Nehmi lembra que a lei que permitiu a emissão das debêntures isentas é de 2011, mas, com crises econômicas e Operação Lava-Jato no meio do caminho, demorou a decolar. “O melhor exemplo do ano foi a emissão da Aegea, de saneamento, que em agosto captou R$ 5,5 bilhões. Há dois anos não se imaginava uma operação desse porte. O movimento estrutural de redução da participação dos bancos públicos no financiamento ao setor e avanço do mercado de capitais é o mais relevante nos últimos dez anos.”

Jean-Pierre Cote Gil, gestor de crédito da Vinland Capital, diz que os papéis de infraestrutura tiveram retorno melhor que o CDI em 2023. Na crise, afirma, os spreads subiram menos e voltaram com mais rapidez depois que o pior passou. “As últimas ofertas saíram por spreads de 0,3% a 0,4% acima da NTN-B [título atrelado ao IPCA] e, no mercado secundário, vemos operações entre 0,5% e 0,6%, o que corresponde a IPCA mais 6% a 7%. Para essa classe, foi um ano melhor do que o de emissões corporativas, indexadas ao CDI.”

Pela regra das incentivadas, o indexador precisa ser a inflação. Gil também ressalta que o prazo desses papéis é de 3,5 a 7 anos em média, enquanto as debêntures tradicionais são corrigidas pelo CDI e vencem em prazos de 1,5 a 3,5 anos. Ele chama a atenção para a possibilidade de a demanda subir muito, sobretudo por conta da taxação dos fundos exclusivos, e puxar uma queda forte dos spreads, reduzindo os ganhos. Gil vê no crédito privado em geral um ponto de entrada ainda interessante, mas é preciso ser mais seletivo “porque não temos mais um monte de papel barato como havia na crise”.

Para ele, não está claro o nível da retomada da atividade econômica, o que de novo leva o foco ao setor de infraestrutura, que necessita de muito investimento. “Num ambiente de juro mais baixo esses projetos ficam mais viáveis, podem acelerar e são casados com geração de caixa mais previsível.”

Paulo Bokel, chefe da área de crédito da Absolute Investimentos, também alerta para a possibilidade de a demanda vinda do dinheiro retirado dos fundos exclusivos fechados reduzir os prêmios dos papéis. “Mas depende de quantas estarão dispostas a emitir no mercado”, pondera. Stefan Castro, gestor de crédito da Absolute, vê em 2024 primeiro as empresas mais conhecidas emitindo, tanto em infraestrutura quanto em corporativas.

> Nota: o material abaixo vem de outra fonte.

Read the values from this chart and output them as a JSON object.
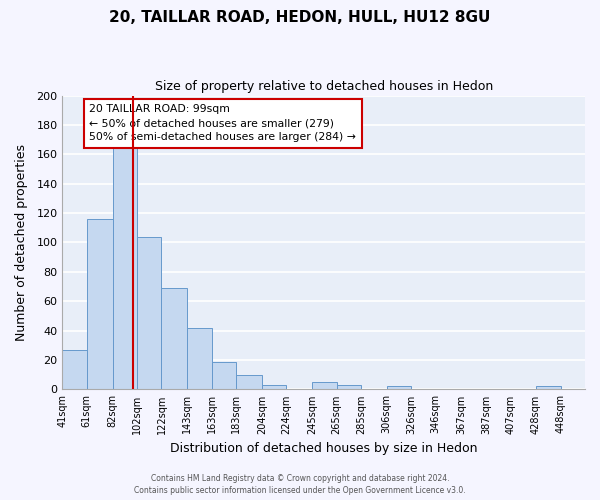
{
  "title": "20, TAILLAR ROAD, HEDON, HULL, HU12 8GU",
  "subtitle": "Size of property relative to detached houses in Hedon",
  "xlabel": "Distribution of detached houses by size in Hedon",
  "ylabel": "Number of detached properties",
  "bar_color": "#c5d8f0",
  "bar_edge_color": "#6699cc",
  "background_color": "#e8eef8",
  "grid_color": "#ffffff",
  "bin_labels": [
    "41sqm",
    "61sqm",
    "82sqm",
    "102sqm",
    "122sqm",
    "143sqm",
    "163sqm",
    "183sqm",
    "204sqm",
    "224sqm",
    "245sqm",
    "265sqm",
    "285sqm",
    "306sqm",
    "326sqm",
    "346sqm",
    "367sqm",
    "387sqm",
    "407sqm",
    "428sqm",
    "448sqm"
  ],
  "bin_edges": [
    41,
    61,
    82,
    102,
    122,
    143,
    163,
    183,
    204,
    224,
    245,
    265,
    285,
    306,
    326,
    346,
    367,
    387,
    407,
    428,
    448,
    468
  ],
  "bar_heights": [
    27,
    116,
    164,
    104,
    69,
    42,
    19,
    10,
    3,
    0,
    5,
    3,
    0,
    2,
    0,
    0,
    0,
    0,
    0,
    2,
    0
  ],
  "vline_x": 99,
  "vline_color": "#cc0000",
  "ylim": [
    0,
    200
  ],
  "yticks": [
    0,
    20,
    40,
    60,
    80,
    100,
    120,
    140,
    160,
    180,
    200
  ],
  "annotation_title": "20 TAILLAR ROAD: 99sqm",
  "annotation_line1": "← 50% of detached houses are smaller (279)",
  "annotation_line2": "50% of semi-detached houses are larger (284) →",
  "annotation_box_color": "#ffffff",
  "annotation_box_edge": "#cc0000",
  "footer1": "Contains HM Land Registry data © Crown copyright and database right 2024.",
  "footer2": "Contains public sector information licensed under the Open Government Licence v3.0."
}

As estreantes devem ficar para um segundo momento. “O crédito era o ‘patinho feio’ há dez anos e agora começa a ter protagonismo, com peso na carteira dos investidores”, diz Bokel.

Já Muller, da JGP, acredita que a demanda por papéis de infraestrutura seguirá elevada, com a tributação dos fundos exclusivos e o surgimento de aplicações dedicadas às debêntures incentivadas, o que tende a reduzir os spreads. Gamboa, da SulAmérica, espera presença forte do saneamento, como reflexo marco regulatório que impôs metas de cobertura de água e esgoto, além de energia e concessão de rodovias. “Tem potencial para ser a estrela de 2024.”

Vale lembrar que as debêntures de infraestrutura, criadas por lei na última quarta-feira, diferentemente das incentivadas, darão benefícios tributários aos emissores e não aos investidores. Nehmi explica que os papéis podem entrar em fundos de infraestrutura, mas são tributados em 10%. Precisam, portanto, ter remuneração suficiente para compensar o desconto. Para ele, os ativos serão alvo de interesse de outros investidores, como fundos de pensão e previdência.